DeepMind RCT: AI Tutoring Boosts Math in Sierra Leone

researcheducationrctdeepmindgeminihigh-risk claims
Gemini guided learning RCT in Sierra Leone social card
Image: Google DeepMind blog / Sierra Leone RCT announcement (June 9, 2026)

On June 9, 2026, Google DeepMind and the nonprofit Fab AI published results from the first pre-registered randomized controlled trial (RCT) of a generative AI tutor in a low-income school system. The trial, conducted in 12 lower secondary schools in the Port Loko district of Sierra Leone with 1,763 students, compared classes using Gemini’s Guided Learning mode against control classes continuing traditional instruction for eight weeks.

The headline result: +0.258 standard deviations in math scores favoring the treatment group — an effect DeepMind translates, based on typical learning benchmarks in low- and middle-income countries, into 1.2-1.7 years of schooling progress compressed into eight weeks. In classes where teachers hit the 12-hour usage target, the effect rises to +0.38 SD, equivalent to 1.8-2.5 years of learning.

It’s not definitive proof, but it’s the most rigorous evidence published to date on generative AI tutoring in a real, resource-constrained school setting. And it says three useful things — plus one that shouldn’t be ignored.

What was measured (and how)

The study is pre-registered: protocol, hypotheses, and analysis were defined before data collection, reducing the risk of cherry-picking results. The sample is large by academic edtech standards (1,763 students, 48 math classes across seventh and eighth grade), and randomization occurred at the class level to avoid contamination.

The primary endpoint is change in externally validated math tests, covering topics like fractions, exponents, and prime numbers. The control group continued regular instruction without AI. Eight weeks is a short window, but it’s already longer than most short experiments in the sector.

Engagement is the story, not learning gain

The most striking number isn’t the +0.258 SD itself — it’s that 69% of students hit or exceeded the usage target, with an average of 15 hours of Gemini per student. That’s an order of magnitude higher than the so-called “Five Percent Problem”, the established reference describing how most digital educational programs see voluntary adoption rates around 5% (Education Next, 2018).

But caveat: engagement isn’t learning. The effect on scores is measured by pre/post tests, not by hours of use. The fact that 12 hours of use produces more marked effects suggests a dose-response relationship, but it’s a correlation, not proof that more hours cause more learning.
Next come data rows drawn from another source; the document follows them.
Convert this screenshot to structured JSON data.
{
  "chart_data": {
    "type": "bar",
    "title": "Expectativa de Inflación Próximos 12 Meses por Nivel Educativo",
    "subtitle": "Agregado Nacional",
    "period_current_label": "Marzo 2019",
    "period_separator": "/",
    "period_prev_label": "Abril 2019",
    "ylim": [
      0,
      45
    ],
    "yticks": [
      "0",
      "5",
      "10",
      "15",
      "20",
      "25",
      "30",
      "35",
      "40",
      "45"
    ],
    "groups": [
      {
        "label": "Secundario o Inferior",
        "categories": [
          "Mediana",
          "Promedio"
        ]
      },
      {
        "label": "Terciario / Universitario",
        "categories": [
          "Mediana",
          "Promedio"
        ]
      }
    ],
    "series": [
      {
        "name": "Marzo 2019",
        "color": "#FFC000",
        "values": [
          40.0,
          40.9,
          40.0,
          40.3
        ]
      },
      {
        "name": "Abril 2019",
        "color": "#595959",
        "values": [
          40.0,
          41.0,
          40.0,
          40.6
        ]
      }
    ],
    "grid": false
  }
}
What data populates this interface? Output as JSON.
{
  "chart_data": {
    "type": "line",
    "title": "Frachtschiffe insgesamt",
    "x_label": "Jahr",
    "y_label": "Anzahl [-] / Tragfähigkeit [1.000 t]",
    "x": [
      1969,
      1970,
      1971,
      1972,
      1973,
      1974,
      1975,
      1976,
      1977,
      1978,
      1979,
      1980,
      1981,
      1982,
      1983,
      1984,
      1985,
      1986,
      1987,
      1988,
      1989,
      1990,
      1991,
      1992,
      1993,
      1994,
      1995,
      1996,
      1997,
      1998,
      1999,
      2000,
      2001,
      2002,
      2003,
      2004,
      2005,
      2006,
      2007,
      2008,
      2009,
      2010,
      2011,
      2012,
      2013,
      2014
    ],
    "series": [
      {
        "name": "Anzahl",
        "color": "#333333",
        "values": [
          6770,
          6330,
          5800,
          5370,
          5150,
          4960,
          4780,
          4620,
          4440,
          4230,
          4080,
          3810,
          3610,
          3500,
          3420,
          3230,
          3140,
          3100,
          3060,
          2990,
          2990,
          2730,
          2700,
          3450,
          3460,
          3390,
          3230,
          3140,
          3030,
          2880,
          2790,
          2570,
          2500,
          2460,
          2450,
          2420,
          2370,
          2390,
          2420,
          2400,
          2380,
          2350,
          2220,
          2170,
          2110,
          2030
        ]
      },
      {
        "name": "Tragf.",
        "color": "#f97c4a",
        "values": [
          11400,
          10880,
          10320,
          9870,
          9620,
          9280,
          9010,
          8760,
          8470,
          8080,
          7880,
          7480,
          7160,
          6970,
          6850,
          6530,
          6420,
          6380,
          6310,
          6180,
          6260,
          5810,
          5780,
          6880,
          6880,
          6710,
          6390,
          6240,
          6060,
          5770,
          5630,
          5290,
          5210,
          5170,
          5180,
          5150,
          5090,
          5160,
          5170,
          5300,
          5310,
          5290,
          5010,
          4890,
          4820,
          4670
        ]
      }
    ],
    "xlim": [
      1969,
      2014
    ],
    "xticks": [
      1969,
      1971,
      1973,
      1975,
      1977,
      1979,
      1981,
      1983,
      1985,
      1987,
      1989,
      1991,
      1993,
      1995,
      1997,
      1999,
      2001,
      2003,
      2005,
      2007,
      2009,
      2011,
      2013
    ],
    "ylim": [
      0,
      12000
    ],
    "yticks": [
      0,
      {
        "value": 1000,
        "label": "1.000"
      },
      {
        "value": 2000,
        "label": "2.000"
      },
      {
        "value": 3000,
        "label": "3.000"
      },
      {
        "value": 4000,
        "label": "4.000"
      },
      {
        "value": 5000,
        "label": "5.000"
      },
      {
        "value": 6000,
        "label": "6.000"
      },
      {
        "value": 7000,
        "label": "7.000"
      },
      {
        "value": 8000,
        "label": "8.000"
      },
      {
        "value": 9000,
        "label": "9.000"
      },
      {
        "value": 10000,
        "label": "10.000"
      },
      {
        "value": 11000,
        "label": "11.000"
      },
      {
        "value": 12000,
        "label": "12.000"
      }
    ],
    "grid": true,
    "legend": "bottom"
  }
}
DeepMind doesn’t claim otherwise, and the article shouldn’t either.

The interactions tell another piece of the story

Across over 113,000 analyzed conversations, 91.4% of interactions were dedicated to building conceptual understanding, not seeking answers. Gemini asked scaffolding questions in 76% of messages, and provided direct answers only 2% of the time. Over the eight weeks, skill-building queries rose from 68% to 90%, while answer-seeking queries dropped from 25% to 10%.

These numbers describe a disciplined use of the tutor — not a chatbot that “explains homework.” They’re also why the results aren’t automatically exportable to any language model used as a tutor: the treatment here is Guided Learning, a specific pedagogical mode, not “Gemini in general.”
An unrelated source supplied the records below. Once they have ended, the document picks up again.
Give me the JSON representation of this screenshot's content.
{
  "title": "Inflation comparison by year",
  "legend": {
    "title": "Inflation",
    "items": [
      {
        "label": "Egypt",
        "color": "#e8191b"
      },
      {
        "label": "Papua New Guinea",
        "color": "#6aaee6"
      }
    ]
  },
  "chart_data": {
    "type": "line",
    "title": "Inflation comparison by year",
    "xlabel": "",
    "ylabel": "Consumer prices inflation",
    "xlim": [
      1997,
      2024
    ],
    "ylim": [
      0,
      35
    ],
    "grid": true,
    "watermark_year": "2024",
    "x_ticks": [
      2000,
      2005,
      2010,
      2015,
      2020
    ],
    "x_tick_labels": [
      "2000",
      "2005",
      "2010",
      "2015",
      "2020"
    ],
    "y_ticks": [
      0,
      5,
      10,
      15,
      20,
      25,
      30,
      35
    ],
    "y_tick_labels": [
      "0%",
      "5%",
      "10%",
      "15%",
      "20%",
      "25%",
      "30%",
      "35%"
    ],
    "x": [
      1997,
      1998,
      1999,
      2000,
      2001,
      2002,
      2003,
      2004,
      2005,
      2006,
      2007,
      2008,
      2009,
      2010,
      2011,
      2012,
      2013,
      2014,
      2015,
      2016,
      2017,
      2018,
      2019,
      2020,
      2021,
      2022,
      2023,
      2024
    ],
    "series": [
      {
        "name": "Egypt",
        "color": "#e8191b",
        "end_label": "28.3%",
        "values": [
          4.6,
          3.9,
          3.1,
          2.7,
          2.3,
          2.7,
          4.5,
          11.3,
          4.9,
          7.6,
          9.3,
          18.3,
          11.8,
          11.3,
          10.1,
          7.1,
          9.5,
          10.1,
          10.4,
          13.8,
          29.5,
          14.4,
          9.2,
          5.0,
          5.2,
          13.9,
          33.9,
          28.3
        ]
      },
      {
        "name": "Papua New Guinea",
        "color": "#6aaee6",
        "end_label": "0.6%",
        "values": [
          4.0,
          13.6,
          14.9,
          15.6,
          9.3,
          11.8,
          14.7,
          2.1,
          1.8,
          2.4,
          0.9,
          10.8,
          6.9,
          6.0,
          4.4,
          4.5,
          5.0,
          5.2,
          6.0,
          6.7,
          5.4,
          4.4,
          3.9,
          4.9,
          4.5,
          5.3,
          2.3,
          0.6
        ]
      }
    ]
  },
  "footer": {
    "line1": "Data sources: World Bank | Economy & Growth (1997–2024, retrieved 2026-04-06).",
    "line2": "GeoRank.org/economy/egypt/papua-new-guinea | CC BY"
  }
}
What DeepMind says that often goes unreported

The blog and report aren’t triumphalist. The honest point the authors themselves put front and center is the “achievement gap”: students who entered the trial with stronger math skills benefited more. That’s exactly the opposite of what compensatory tools need, and it’s the main argument against an uncritical reading of the result.

The authors say it directly: “to offer tools that deliver the strongest gains for the students who need it most.” Reporting this caveat isn’t excessive caution — it’s the opposite: the evidence holds up better when its counter-limit is explicit.

Three things the study doesn’t tell us

  1. It doesn’t tell us that 12 hours is the right dose for every context. The 12-hour target is a protocol choice, not an optimization learned from the trial.
  2. It doesn’t tell us if the effect persists. Eight weeks doesn’t test long-term retention, and no follow-up measure has been reported yet.
  3. It doesn’t tell us if any well-designed Socratic tutor would produce similar results. The treatment is Gemini Guided Learning, not “generative AI in the classroom.” The gap between the two is exactly the open question that further RCTs — announced by DeepMind — will need to address.

What to do with this study (for builders, educators, funders)

Verdict

A pre-registered RCT, in a single country, eight weeks, with a large sample and a translation into “school years” that comes from the authors, not a direct measurement. The effect is real and relevant. The risk is reading it as a verdict rather than the first solid data point in a series that still needs to arrive.

“We must also rigorously study the results of our innovations…I am therefore delighted that we now have strong evidence that carefully designed AI can help improve learning outcomes in support of our many hard-working teachers.”

— Conrad Sackey, Sierra Leone Minister of Basic and Senior Secondary Education, DeepMind blog, June 9, 2026.